Sulfoxides inhibit horse liver alcohol dehydrogenase (EqADH) by binding to the enzyme-NADH complex. X-ray crystallography suggests that sulfoxides make a cation-pi interaction with the benzene ring of Phe-93 [Cho et al. (1997) Biochemistry 36, 382-389]. Structure-function relationships were examined with seven different sulfoxides binding to five human enzymes (alpha, beta(1), gamma(2), pi, and sigma) and three mutated forms of the horse enzyme. The human gamma(2) enzyme, EqADH, and EqADH with Phe-93 replaced with Trp were selectively and strongly inhibited (K-i less than or equal to 1 mu M) by the 3-butyl or hexyl derivatives of thiolane 1-oxide.
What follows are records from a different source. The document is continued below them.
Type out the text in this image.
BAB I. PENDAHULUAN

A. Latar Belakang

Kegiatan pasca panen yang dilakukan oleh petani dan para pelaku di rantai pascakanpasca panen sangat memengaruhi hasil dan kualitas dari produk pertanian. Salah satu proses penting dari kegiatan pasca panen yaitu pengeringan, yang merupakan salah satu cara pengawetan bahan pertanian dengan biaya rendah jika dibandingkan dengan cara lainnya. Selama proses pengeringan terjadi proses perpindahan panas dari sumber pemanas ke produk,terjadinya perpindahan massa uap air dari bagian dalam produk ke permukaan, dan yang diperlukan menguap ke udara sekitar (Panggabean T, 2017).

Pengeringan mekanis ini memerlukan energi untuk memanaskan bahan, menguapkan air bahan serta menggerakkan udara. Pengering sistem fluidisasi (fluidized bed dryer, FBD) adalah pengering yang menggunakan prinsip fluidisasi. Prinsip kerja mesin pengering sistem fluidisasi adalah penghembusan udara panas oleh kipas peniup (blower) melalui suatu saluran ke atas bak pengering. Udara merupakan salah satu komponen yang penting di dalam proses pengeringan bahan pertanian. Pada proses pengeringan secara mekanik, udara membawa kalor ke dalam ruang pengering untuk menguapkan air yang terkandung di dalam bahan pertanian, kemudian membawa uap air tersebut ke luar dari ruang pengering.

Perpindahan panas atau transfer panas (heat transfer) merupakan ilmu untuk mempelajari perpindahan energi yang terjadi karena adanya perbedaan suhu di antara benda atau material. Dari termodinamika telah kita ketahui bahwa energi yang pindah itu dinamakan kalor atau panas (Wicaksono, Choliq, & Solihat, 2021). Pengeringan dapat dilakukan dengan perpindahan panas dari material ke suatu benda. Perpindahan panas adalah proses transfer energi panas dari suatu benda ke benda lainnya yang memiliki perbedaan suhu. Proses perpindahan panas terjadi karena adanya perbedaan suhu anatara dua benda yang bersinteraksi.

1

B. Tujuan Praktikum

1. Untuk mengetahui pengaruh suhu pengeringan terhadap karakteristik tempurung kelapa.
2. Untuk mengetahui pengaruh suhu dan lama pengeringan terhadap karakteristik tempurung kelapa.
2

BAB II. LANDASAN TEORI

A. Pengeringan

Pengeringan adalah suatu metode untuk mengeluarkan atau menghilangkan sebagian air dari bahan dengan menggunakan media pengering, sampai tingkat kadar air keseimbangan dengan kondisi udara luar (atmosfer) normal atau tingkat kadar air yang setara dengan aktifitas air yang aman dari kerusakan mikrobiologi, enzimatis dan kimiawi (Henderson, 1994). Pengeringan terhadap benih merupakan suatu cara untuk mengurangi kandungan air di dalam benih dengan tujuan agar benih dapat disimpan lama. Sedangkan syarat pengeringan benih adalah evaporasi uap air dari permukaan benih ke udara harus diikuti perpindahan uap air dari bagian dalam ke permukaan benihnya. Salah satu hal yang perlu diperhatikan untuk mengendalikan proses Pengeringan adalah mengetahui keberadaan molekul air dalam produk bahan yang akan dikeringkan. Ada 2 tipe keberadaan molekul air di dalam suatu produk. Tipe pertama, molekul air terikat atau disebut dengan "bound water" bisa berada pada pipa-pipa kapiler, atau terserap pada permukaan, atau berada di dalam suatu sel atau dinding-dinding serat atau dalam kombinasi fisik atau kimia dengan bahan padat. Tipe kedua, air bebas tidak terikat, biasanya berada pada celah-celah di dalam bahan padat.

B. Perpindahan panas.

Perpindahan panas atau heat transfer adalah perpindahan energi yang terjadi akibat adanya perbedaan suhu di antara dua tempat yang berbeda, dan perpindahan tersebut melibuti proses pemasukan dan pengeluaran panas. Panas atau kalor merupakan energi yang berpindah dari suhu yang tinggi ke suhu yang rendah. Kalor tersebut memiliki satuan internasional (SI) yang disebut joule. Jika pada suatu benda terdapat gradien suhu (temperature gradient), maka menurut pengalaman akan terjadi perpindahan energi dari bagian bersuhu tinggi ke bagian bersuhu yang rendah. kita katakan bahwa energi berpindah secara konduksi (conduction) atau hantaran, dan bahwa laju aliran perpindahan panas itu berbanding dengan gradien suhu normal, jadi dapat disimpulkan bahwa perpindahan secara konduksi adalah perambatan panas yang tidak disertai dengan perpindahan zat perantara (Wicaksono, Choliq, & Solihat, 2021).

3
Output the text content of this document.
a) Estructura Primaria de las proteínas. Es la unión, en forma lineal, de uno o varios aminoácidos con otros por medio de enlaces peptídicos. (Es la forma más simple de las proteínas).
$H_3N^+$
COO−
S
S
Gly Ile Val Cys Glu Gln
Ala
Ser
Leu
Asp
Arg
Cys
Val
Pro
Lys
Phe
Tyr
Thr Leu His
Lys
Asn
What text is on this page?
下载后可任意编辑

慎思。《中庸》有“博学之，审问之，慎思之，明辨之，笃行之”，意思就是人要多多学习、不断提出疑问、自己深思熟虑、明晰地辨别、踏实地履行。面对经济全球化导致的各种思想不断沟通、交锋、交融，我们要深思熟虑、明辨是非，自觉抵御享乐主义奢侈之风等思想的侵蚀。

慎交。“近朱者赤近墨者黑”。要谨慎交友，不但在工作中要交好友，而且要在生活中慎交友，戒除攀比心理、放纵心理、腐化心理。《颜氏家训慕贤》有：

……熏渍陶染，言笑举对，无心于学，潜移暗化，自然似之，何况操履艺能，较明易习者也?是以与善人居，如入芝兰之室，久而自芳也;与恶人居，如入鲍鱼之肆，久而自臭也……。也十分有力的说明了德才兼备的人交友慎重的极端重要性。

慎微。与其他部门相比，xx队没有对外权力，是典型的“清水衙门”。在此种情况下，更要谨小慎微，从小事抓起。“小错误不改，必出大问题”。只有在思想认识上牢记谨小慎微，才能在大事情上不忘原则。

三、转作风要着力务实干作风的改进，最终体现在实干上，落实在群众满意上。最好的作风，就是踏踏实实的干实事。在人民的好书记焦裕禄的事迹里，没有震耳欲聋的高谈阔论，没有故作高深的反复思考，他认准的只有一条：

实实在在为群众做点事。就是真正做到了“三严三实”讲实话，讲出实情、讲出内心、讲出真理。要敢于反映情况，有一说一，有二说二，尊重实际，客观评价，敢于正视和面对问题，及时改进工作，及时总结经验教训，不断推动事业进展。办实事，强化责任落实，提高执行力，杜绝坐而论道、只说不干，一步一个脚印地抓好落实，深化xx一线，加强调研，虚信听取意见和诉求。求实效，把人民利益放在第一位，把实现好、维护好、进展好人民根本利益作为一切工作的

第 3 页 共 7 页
The other human enzymes (all with Thr-48) and EqADH with Ser-48 substituted with Thr had relatively lower affinities for the thiolane 1-oxides due to close contact of the methyl group of Thr-48 with a carbon adjacent to the sulfoxide sulfur. EqADH binds the S isomers of 3-butylthiolane 1-oxides, hexyl methyl sulfoxide, and phenyl methyl sulfoxide more tightly than the R isomers, but EqADH with Phe-93 substituted with Ala and the human a enzyme (with Ala-93) prefer (R)-phenyl methyl sulfoxide, apparently because the phenyl ring fits into the space near residue 93. EqADH and the enzymes with Phe-93 replaced with Ala or Trp had similar affinities for sulfoxides, indicating that the contribution of the cation-pi interaction to binding is small or compensated for by altered interactions. Ab initio calculations also suggest that the interaction of a sulfoxide with benzene is relatively weak.